The bike was sourced from a Dresden local who was also the bike’s first and only owner. He apparently bought it in 1991 at a Harley Davidson dealership in Minnesota, rode it around the country for a decade or so and then imported it into Germany. The Hookie team got the bike with an original 13,000 miles on the clock and some barely run in mechanicals.
“The build process was really quick,” offers Nico. “It was an ‘after work’ project with a very limited budget. Lucky for us we didn’t need parts for the engine, clutch or primary. A wheel conversion to a 19″ front and rear was the first step; I found a potential wheel on eBay, along with a suitable set of Goldentyre flat track tires.”

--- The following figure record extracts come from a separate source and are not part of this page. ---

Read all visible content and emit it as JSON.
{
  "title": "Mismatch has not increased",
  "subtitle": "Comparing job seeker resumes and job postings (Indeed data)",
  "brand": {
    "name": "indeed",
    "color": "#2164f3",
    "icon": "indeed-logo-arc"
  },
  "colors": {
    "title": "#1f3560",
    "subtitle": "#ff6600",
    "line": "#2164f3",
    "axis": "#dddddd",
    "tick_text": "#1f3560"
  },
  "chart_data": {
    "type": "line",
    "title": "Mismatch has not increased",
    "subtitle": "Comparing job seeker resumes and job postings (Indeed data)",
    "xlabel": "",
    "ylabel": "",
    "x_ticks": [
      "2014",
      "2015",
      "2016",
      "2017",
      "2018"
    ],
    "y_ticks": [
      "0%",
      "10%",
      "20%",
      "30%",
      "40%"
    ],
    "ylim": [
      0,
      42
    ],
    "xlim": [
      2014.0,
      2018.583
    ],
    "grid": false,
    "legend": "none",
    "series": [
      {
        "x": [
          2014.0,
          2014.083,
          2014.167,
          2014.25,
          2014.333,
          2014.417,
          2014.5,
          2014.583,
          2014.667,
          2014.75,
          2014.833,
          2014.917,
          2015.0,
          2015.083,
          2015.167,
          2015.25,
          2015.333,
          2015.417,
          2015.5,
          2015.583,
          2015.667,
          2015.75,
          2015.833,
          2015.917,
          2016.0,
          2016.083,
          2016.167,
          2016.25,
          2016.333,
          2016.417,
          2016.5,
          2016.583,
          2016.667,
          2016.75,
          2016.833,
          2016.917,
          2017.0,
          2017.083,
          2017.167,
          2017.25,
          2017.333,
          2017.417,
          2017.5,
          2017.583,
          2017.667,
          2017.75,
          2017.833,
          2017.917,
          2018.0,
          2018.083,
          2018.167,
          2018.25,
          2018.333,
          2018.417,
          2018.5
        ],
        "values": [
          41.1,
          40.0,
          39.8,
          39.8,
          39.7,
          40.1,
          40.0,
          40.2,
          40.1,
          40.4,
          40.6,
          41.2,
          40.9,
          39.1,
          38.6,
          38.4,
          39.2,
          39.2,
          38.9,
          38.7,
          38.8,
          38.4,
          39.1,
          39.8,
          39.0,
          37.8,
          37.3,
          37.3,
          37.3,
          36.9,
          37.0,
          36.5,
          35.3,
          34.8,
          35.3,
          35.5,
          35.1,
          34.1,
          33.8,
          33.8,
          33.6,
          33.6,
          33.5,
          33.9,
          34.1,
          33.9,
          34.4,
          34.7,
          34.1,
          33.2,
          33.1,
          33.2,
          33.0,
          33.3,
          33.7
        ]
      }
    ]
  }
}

Next, an order was placed for a few more more parts including a chain conversion kit, a rear spacer for the chain line, a set of flat tracker bars, some MX grips and two YSS Eco-Line shocks. After that, Nico went straight into the modification of the gas tank and seat.
“I decided to chop the original Sportster gas tank to remove some height and width. And for quick removal, we added a single screw mount with a hole in the middle of the tank. So after only 3 or so hours, I got a rough but useable version of my tracker with its new gas tank.”
Of all things, it was the seat that proved to be a real challenge for Nico – mainly as it was the first time that he had really done any serious aluminium fab work. “Also, the Harley’s subframe is hidden under the seat. It not only allowed me to keep the straight line between the tank and seat, but it allowed for the perfect seat height, giving the bike much better weight distribution.”
“I like really the rough style of this machine – it’s not complete rebuild, overly clean or painted,” Nico notes. It’s no nonsense, built-for-a-purpose tracker style really floats out boat, too. “The next step is to get a street-legal version of the Harley so we can ride it to the racetrack, not just on the racetrack.” Bring it on.